GitHub Actions GITHUB_TOKEN Read-Only by Default - Write Calls 403
A write API call fails with 403 because the repository or organization default for GITHUB_TOKEN is read-only. The default scope is set in repo/org Actions settings and overridden per workflow with permissions:.
What this error means
A step that pushes, comments, or creates a release fails with "Resource not accessible by integration" even though the workflow looks correct - the default token permission is read-only.
RequestError [HttpError]: Resource not accessible by integration (status 403)
# repo Settings > Actions > Workflow permissions = "Read repository contents"Common causes
Repo/org default set to read-only
GitHub’s recommended default makes GITHUB_TOKEN read-only. Any write (contents, issues, packages) then 403s unless the workflow elevates it.
No permissions: block in the workflow
Without an explicit permissions: block, the job inherits the restrictive default, so write-needing steps are denied.
How to fix it
Grant the needed scope in the workflow
Add a least-privilege permissions: block at the workflow or job level for exactly what you write.
permissions:
contents: write # only what this workflow needs
jobs:
release:
runs-on: ubuntu-latest
steps: [{ run: ./publish.sh }]Or adjust the repo/org default
- In Settings > Actions > General, the "Workflow permissions" setting controls the default token scope.

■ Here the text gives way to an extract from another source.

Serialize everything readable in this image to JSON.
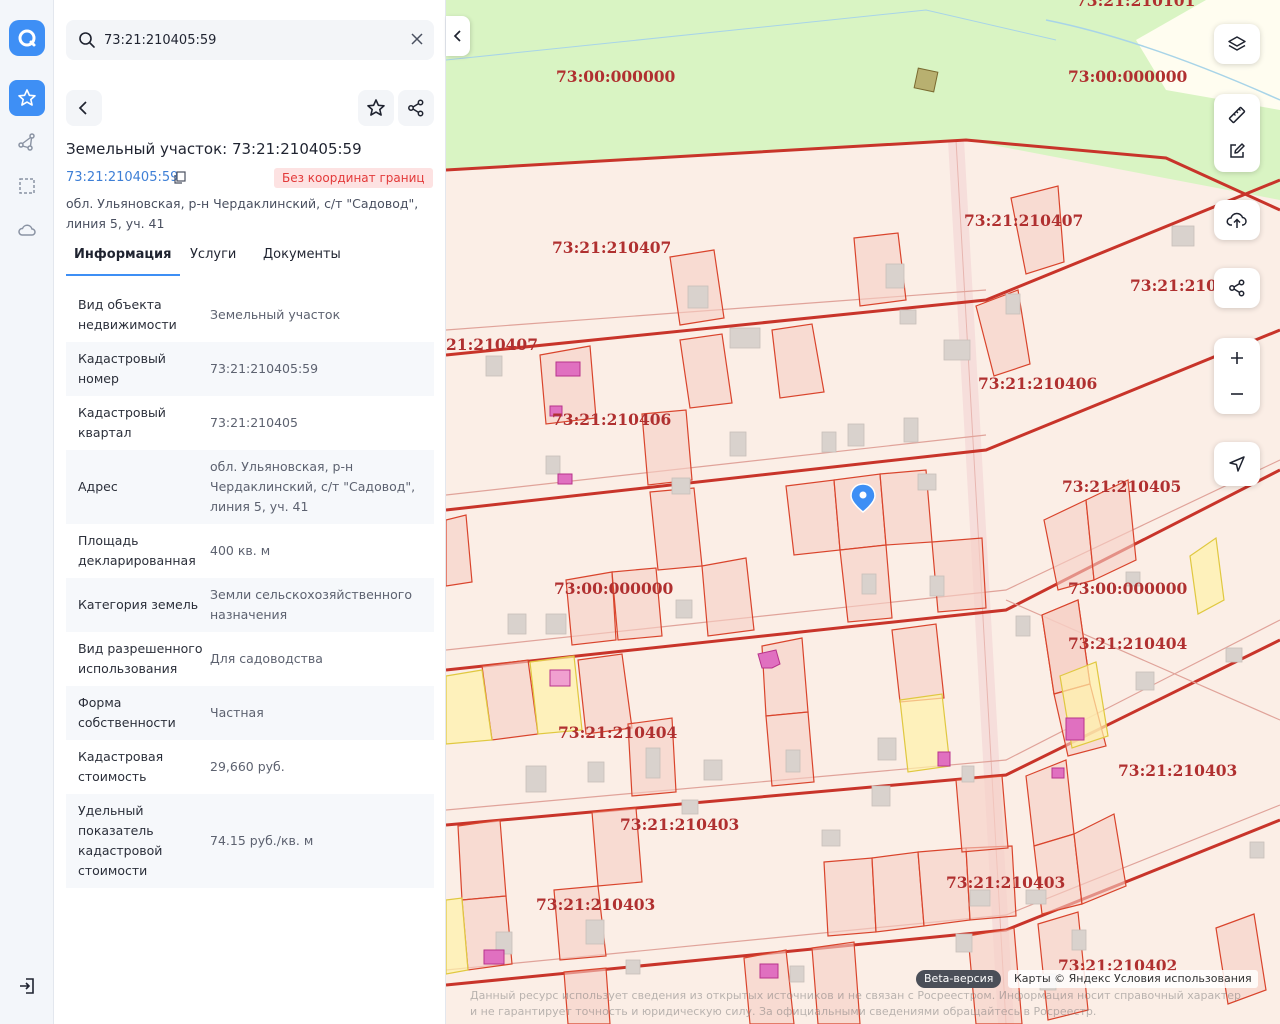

- Prefer keeping the default read-only and elevating per workflow with permissions:.
- Set permissions at the job level when only one job needs write access.
How to prevent it
- Keep the default token read-only and grant write per workflow.
- Declare a least-privilege permissions: block in every write workflow.
- Scope permissions to the job that needs them, not the whole workflow.